Услыхав опять положение, Алпатов даже вздрогнул и понял окончательно: он сделал большую ошибку, что, желая приятного матери, сказал лишнее. А повторяемое матерью положение привело его к довольно тревожному раздумью о действительности. Он пересел к окну и затерялся глазами в снегах: то положение создавалось на версальских озерах, в зеленеющих деревьях, под жужжание пчел. Тут еще не прилетали грачи, и только что побурела дорога. Вдали по невидимой тропе в снегах, то показываясь, то исчезая, шел с кадилом в руке деревенский священник, за ним на полотенцах несли тесовый гроб, и за гробом ныряли бабы в снегу.

— Гусёк! — вскрикнула Марья Ивановна. — Это его несут. Господи, да как же это я прозевала!

И перекрестилась. В коридоре кашлянул староста.

— Ты что пришел?

— Гуська вынесли, пришел доложить.

Все вышли к воротам. У каменных столбиков остановилась деревенская процессия с покойником. Отец Афанасий поет тонким тенором. Как все постарели! Работник Павел тоже седой. Тихонечко спрашивает его Михаил Алпатов, почему же покойника полем несли.

— Вершину оврага промыло, — сказал Павел, — живые-то еще ходят по гребешку, а покойников носят кругом. Случай уже был такой: сами удержались, а покойника выпустили, так и съехал в гробу, как на салазках, в овраг.

Отец Афанасий недолго поныл у ворот. И в церкви все у него наскоро, и вот уже дальше, на кладбище идет, помахивает кадилом.

Оттепель. Снег сливается с небом. Горизонт совершенно исчез. Рыжая дорога, кажется, поднимается все выше и выше на небо, и туда уносят Гуська.

— Дорога-то как подопревает, — сказал Иван Михалыч, — вот-вот просовы начнутся. Вот-вот грачи прилетят.

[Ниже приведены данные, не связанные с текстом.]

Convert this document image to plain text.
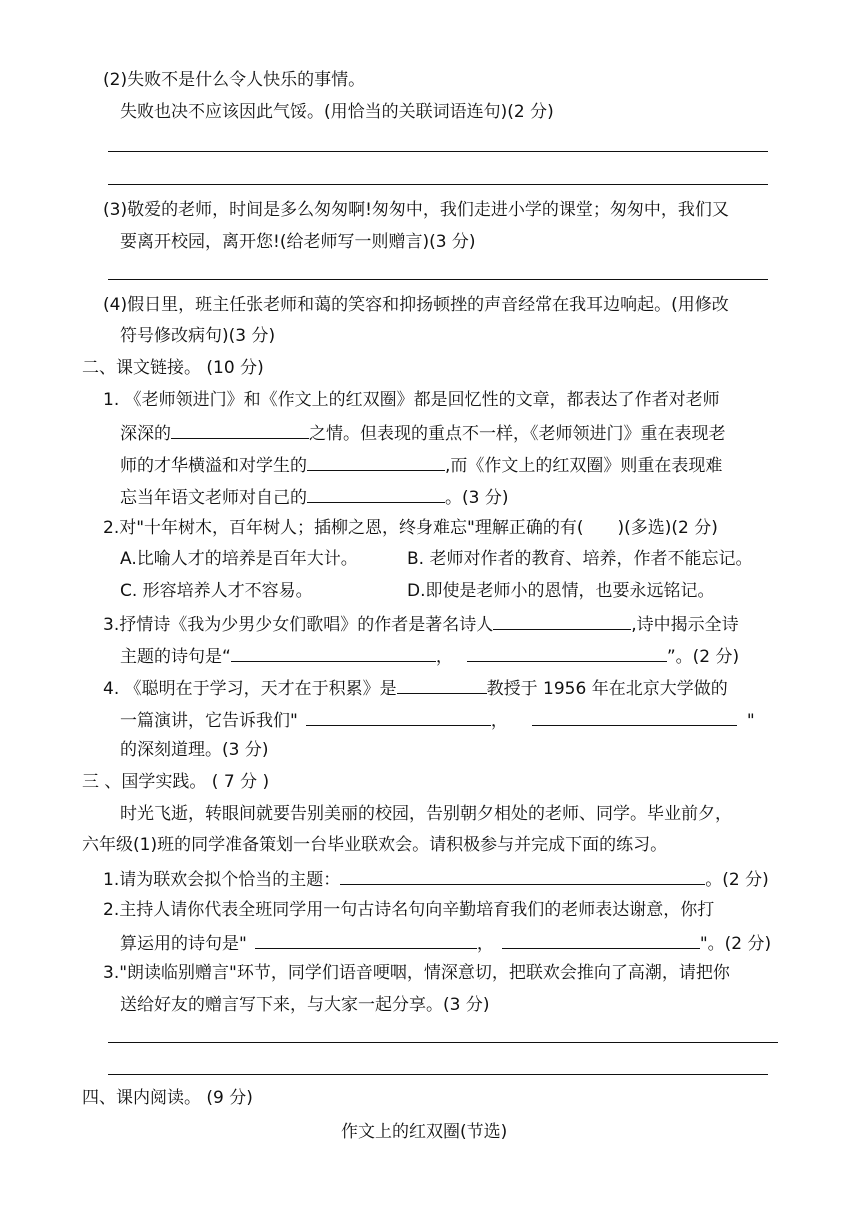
(2)失败不是什么令人快乐的事情。
失败也决不应该因此气馁。(用恰当的关联词语连句)(2 分)
(3)敬爱的老师，时间是多么匆匆啊!匆匆中，我们走进小学的课堂；匆匆中，我们又
要离开校园，离开您!(给老师写一则赠言)(3 分)
(4)假日里，班主任张老师和蔼的笑容和抑扬顿挫的声音经常在我耳边响起。(用修改
符号修改病句)(3 分)
二、课文链接。 (10 分)
1. 《老师领进门》和《作文上的红双圈》都是回忆性的文章，都表达了作者对老师
深深的	之情。但表现的重点不一样，《老师领进门》重在表现老
师的才华横溢和对学生的	,而《作文上的红双圈》则重在表现难
忘当年语文老师对自己的	。(3 分)
2.对"十年树木，百年树人；插柳之恩，终身难忘"理解正确的有(　　)(多选)(2 分)
A.比喻人才的培养是百年大计。	B. 老师对作者的教育、培养，作者不能忘记。
C. 形容培养人才不容易。	D.即使是老师小的恩情，也要永远铭记。
3.抒情诗《我为少男少女们歌唱》的作者是著名诗人	,诗中揭示全诗
主题的诗句是“	，	”。(2 分)
4. 《聪明在于学习，天才在于积累》是	教授于 1956 年在北京大学做的
一篇演讲，它告诉我们"	，	"
的深刻道理。(3 分)
三 、国学实践。 ( 7 分 )
时光飞逝，转眼间就要告别美丽的校园，告别朝夕相处的老师、同学。毕业前夕，
六年级(1)班的同学准备策划一台毕业联欢会。请积极参与并完成下面的练习。
1.请为联欢会拟个恰当的主题：	。(2 分)
2.主持人请你代表全班同学用一句古诗名句向辛勤培育我们的老师表达谢意，你打
算运用的诗句是"	，	"。(2 分)
3."朗读临别赠言"环节，同学们语音哽咽，情深意切，把联欢会推向了高潮，请把你
送给好友的赠言写下来，与大家一起分享。(3 分)
四、课内阅读。 (9 分)
作文上的红双圈(节选)
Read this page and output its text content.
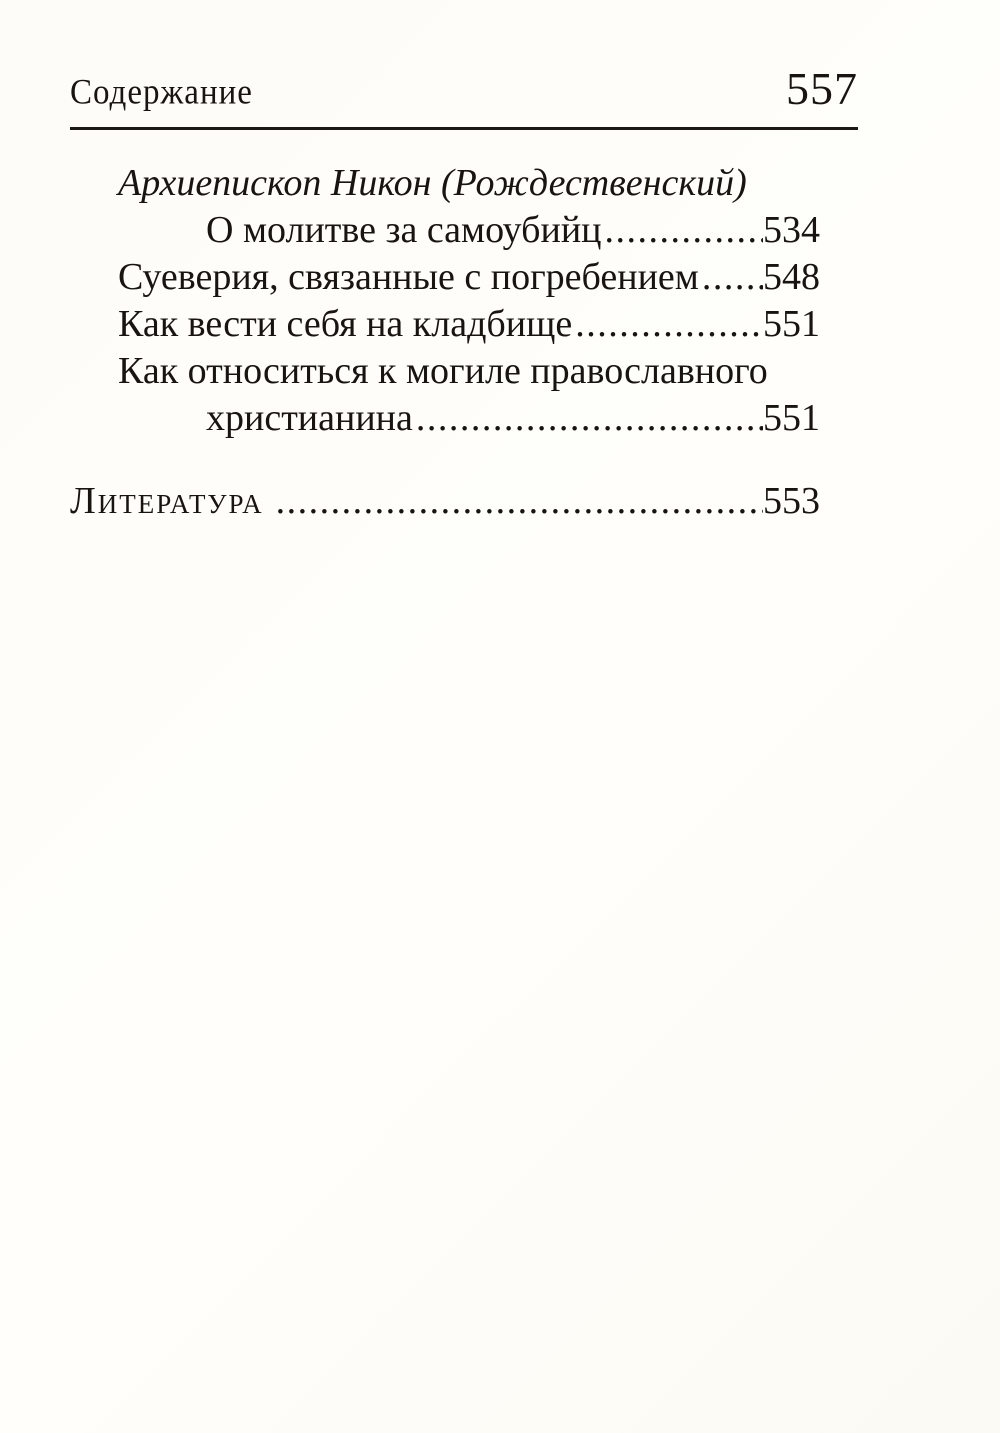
Содержание	557
Архиепископ Никон (Рождественский)
О молитве за самоубийц .....	534
Суеверия, связанные с погребением ..... 548
Как вести себя на кладбище .....	551
Как относиться к могиле православного
христианина .....	551
Литература .....	553
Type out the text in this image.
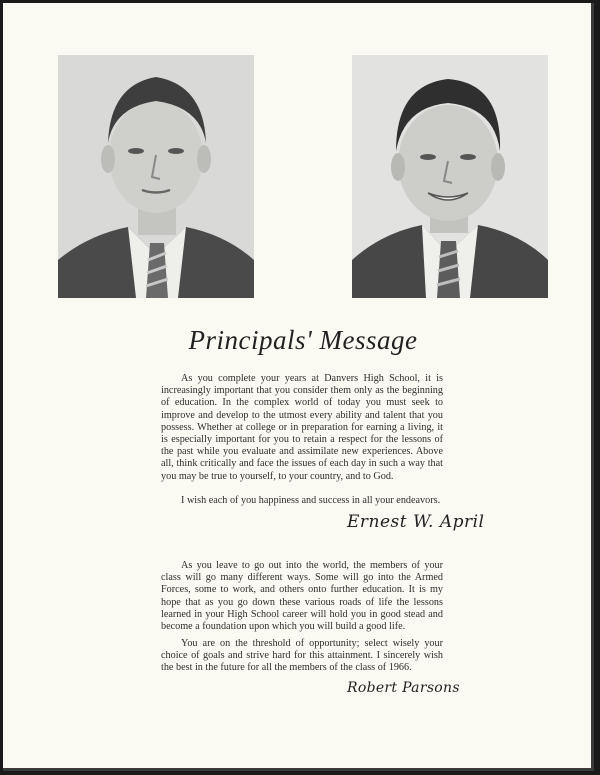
Principals' Message

As you complete your years at Danvers High School, it is increasingly important that you consider them only as the beginning of education. In the complex world of today you must seek to improve and develop to the utmost every ability and talent that you possess. Whether at college or in preparation for earning a living, it is especially important for you to retain a respect for the lessons of the past while you evaluate and assimilate new experiences. Above all, think critically and face the issues of each day in such a way that you may be true to yourself, to your country, and to God.

I wish each of you happiness and success in all your endeavors.

Ernest W. April

As you leave to go out into the world, the members of your class will go many different ways. Some will go into the Armed Forces, some to work, and others onto further education. It is my hope that as you go down these various roads of life the lessons learned in your High School career will hold you in good stead and become a foundation upon which you will build a good life.

You are on the threshold of opportunity; select wisely your choice of goals and strive hard for this attainment. I sincerely wish the best in the future for all the members of the class of 1966.

Robert Parsons
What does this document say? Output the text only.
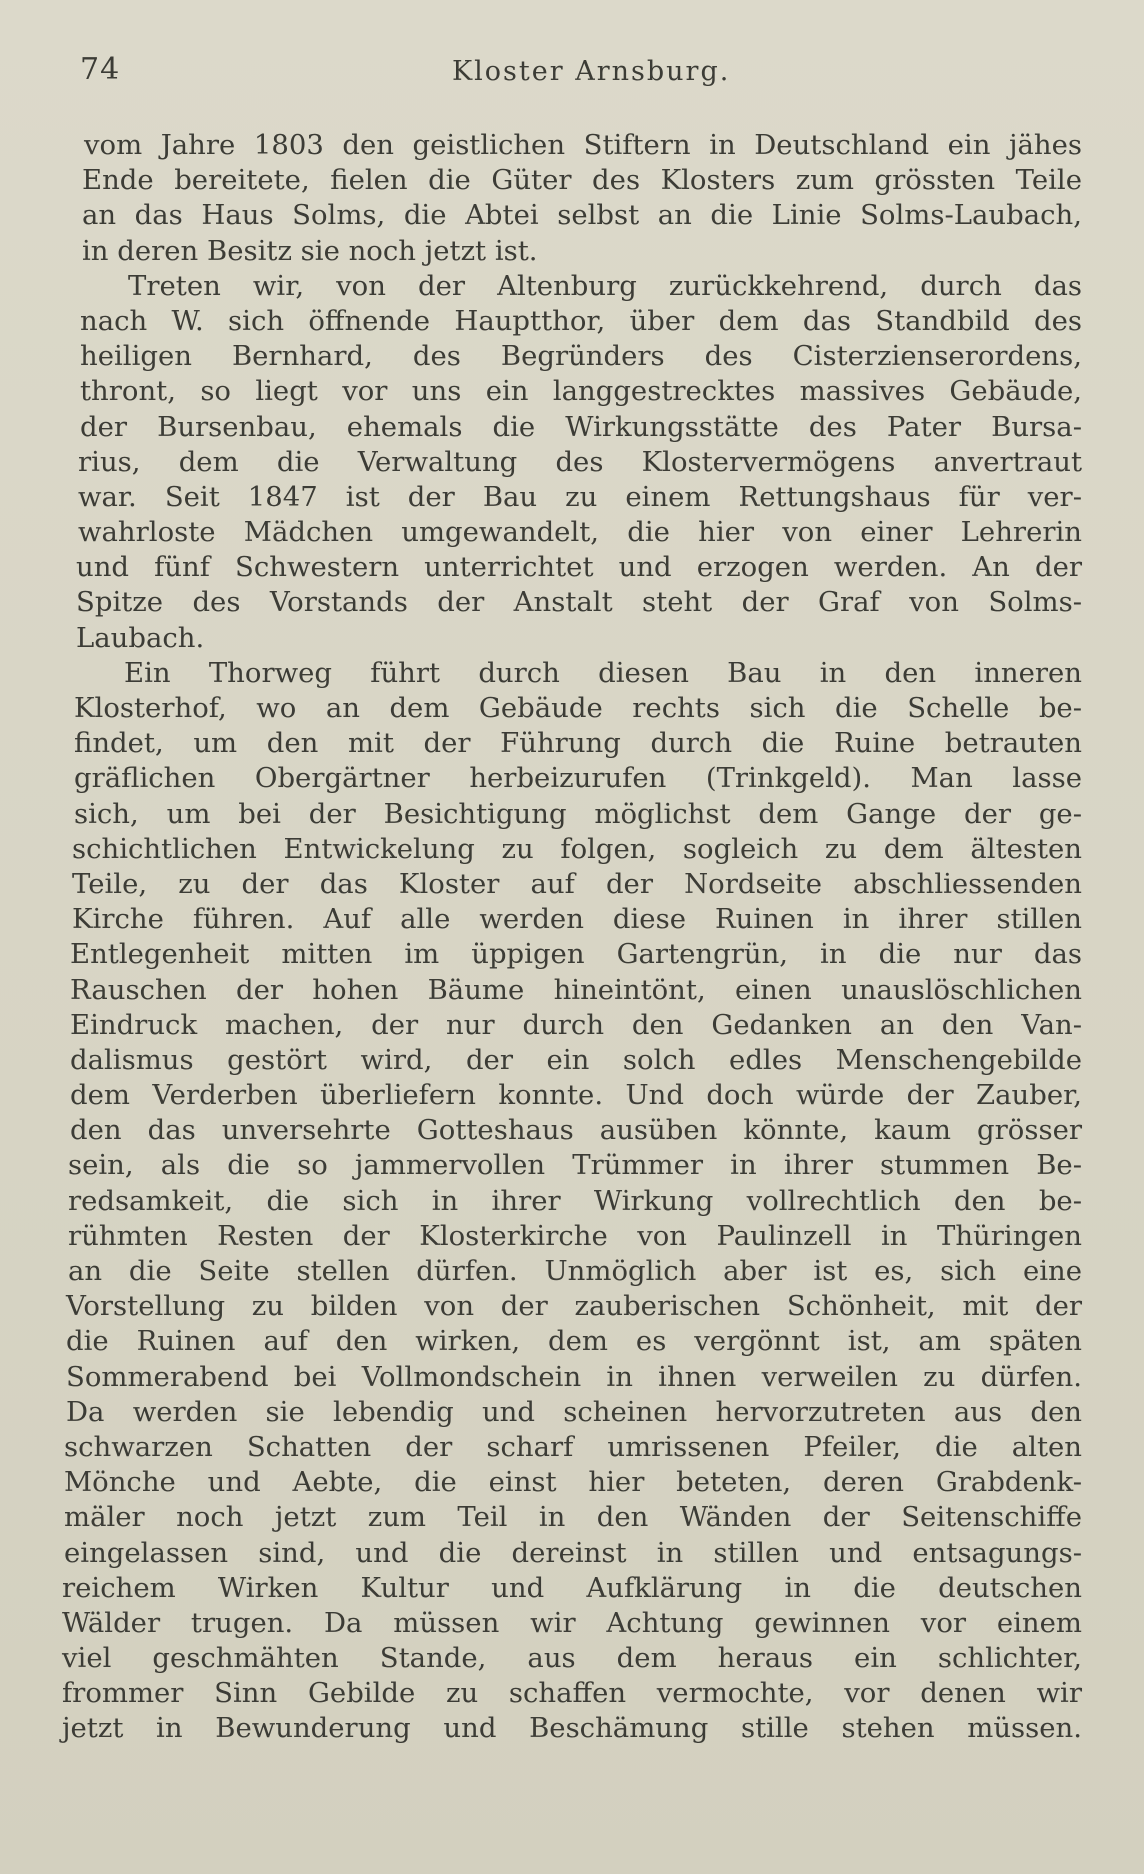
74	Kloster Arnsburg.
vom Jahre 1803 den geistlichen Stiftern in Deutschland ein jähes
Ende bereitete, fielen die Güter des Klosters zum grössten Teile
an das Haus Solms, die Abtei selbst an die Linie Solms-Laubach,
in deren Besitz sie noch jetzt ist.
Treten wir, von der Altenburg zurückkehrend, durch das
nach W. sich öffnende Hauptthor, über dem das Standbild des
heiligen Bernhard, des Begründers des Cisterzienserordens,
thront, so liegt vor uns ein langgestrecktes massives Gebäude,
der Bursenbau, ehemals die Wirkungsstätte des Pater Bursa-
rius, dem die Verwaltung des Klostervermögens anvertraut
war. Seit 1847 ist der Bau zu einem Rettungshaus für ver-
wahrloste Mädchen umgewandelt, die hier von einer Lehrerin
und fünf Schwestern unterrichtet und erzogen werden. An der
Spitze des Vorstands der Anstalt steht der Graf von Solms-
Laubach.
Ein Thorweg führt durch diesen Bau in den inneren
Klosterhof, wo an dem Gebäude rechts sich die Schelle be-
findet, um den mit der Führung durch die Ruine betrauten
gräflichen Obergärtner herbeizurufen (Trinkgeld). Man lasse
sich, um bei der Besichtigung möglichst dem Gange der ge-
schichtlichen Entwickelung zu folgen, sogleich zu dem ältesten
Teile, zu der das Kloster auf der Nordseite abschliessenden
Kirche führen. Auf alle werden diese Ruinen in ihrer stillen
Entlegenheit mitten im üppigen Gartengrün, in die nur das
Rauschen der hohen Bäume hineintönt, einen unauslöschlichen
Eindruck machen, der nur durch den Gedanken an den Van-
dalismus gestört wird, der ein solch edles Menschengebilde
dem Verderben überliefern konnte. Und doch würde der Zauber,
den das unversehrte Gotteshaus ausüben könnte, kaum grösser
sein, als die so jammervollen Trümmer in ihrer stummen Be-
redsamkeit, die sich in ihrer Wirkung vollrechtlich den be-
rühmten Resten der Klosterkirche von Paulinzell in Thüringen
an die Seite stellen dürfen. Unmöglich aber ist es, sich eine
Vorstellung zu bilden von der zauberischen Schönheit, mit der
die Ruinen auf den wirken, dem es vergönnt ist, am späten
Sommerabend bei Vollmondschein in ihnen verweilen zu dürfen.
Da werden sie lebendig und scheinen hervorzutreten aus den
schwarzen Schatten der scharf umrissenen Pfeiler, die alten
Mönche und Aebte, die einst hier beteten, deren Grabdenk-
mäler noch jetzt zum Teil in den Wänden der Seitenschiffe
eingelassen sind, und die dereinst in stillen und entsagungs-
reichem Wirken Kultur und Aufklärung in die deutschen
Wälder trugen. Da müssen wir Achtung gewinnen vor einem
viel geschmähten Stande, aus dem heraus ein schlichter,
frommer Sinn Gebilde zu schaffen vermochte, vor denen wir
jetzt in Bewunderung und Beschämung stille stehen müssen.
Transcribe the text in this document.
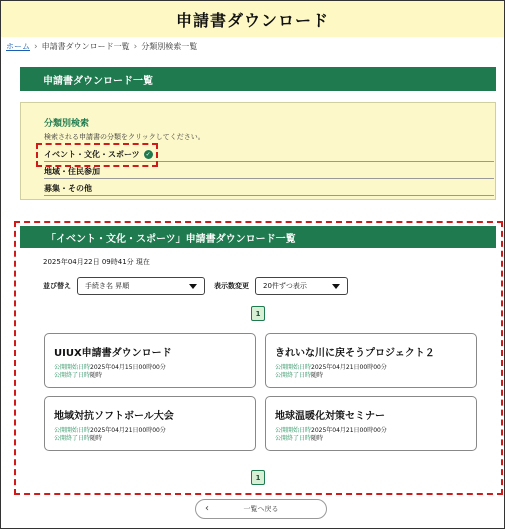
申請書ダウンロード
ホーム › 申請書ダウンロード一覧 › 分類別検索一覧
申請書ダウンロード一覧
分類別検索
検索される申請書の分類をクリックしてください。
イベント・文化・スポーツ ✓
地域・住民参加
募集・その他
「イベント・文化・スポーツ」申請書ダウンロード一覧
2025年04月22日 09時41分 現在
並び替え 手続き名 昇順	表示数変更 20件ずつ表示
1
UIUX申請書ダウンロード
公開開始日時2025年04月15日00時00分
公開終了日時随時
きれいな川に戻そうプロジェクト２
公開開始日時2025年04月21日00時00分
公開終了日時随時
地域対抗ソフトボール大会
公開開始日時2025年04月21日00時00分
公開終了日時随時
地球温暖化対策セミナー
公開開始日時2025年04月21日00時00分
公開終了日時随時
1
‹	一覧へ戻る
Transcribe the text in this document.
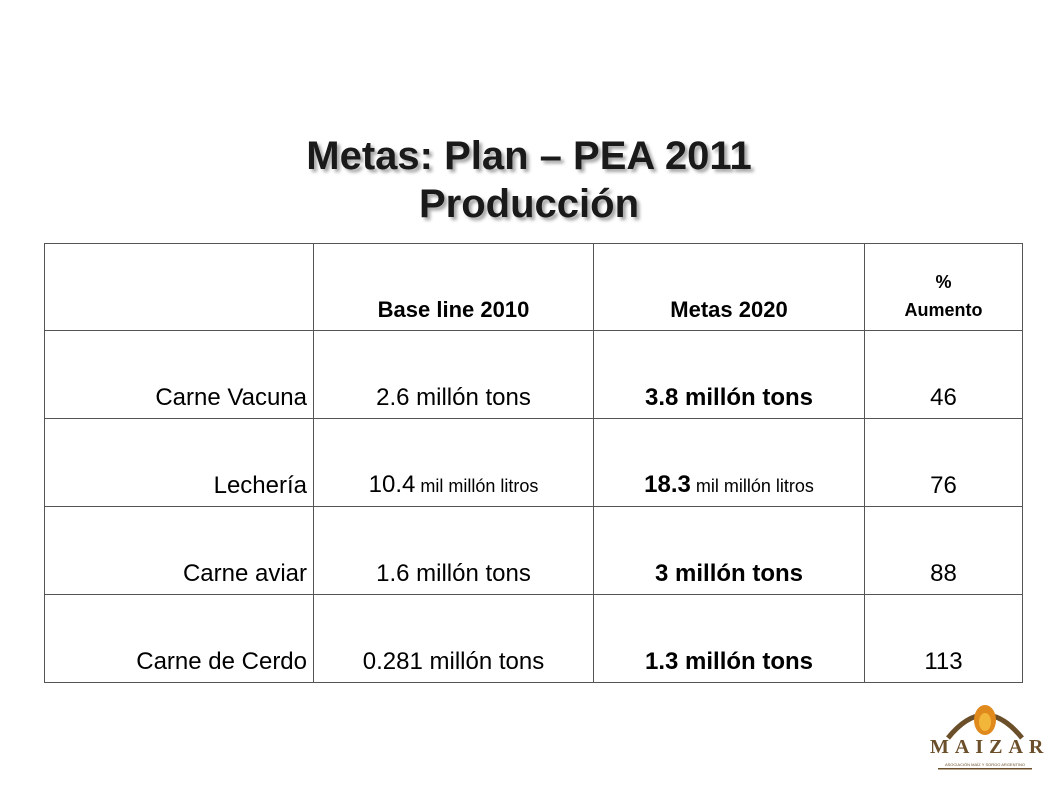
Metas: Plan – PEA 2011
Producción
	Base line 2010	Metas 2020	%
Aumento
Carne Vacuna	2.6 millón tons	3.8 millón tons	46
Lechería	10.4 mil millón litros	18.3 mil millón litros	76
Carne aviar	1.6 millón tons	3 millón tons	88
Carne de Cerdo	0.281 millón tons	1.3 millón tons	113
MAIZAR
ASOCIACIÓN MAÍZ Y SORGO ARGENTINO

— Видели, — сказал о грачах Павел. — А там и перепелки прилетят, да некому будет ловить.

— Отловился!

— Крышка! — ответил ему Павел. — И чудак же был покойник. Все знали: помирает старик. Вижу, в поле идет человек. Я пригляделся: Гусёк. Я его догоняю, я ему: «А, сказывали, ты помер. Куда ты идешь?» Он мне говорит: «Я, Паша, домой». Подивился я и пошел от него.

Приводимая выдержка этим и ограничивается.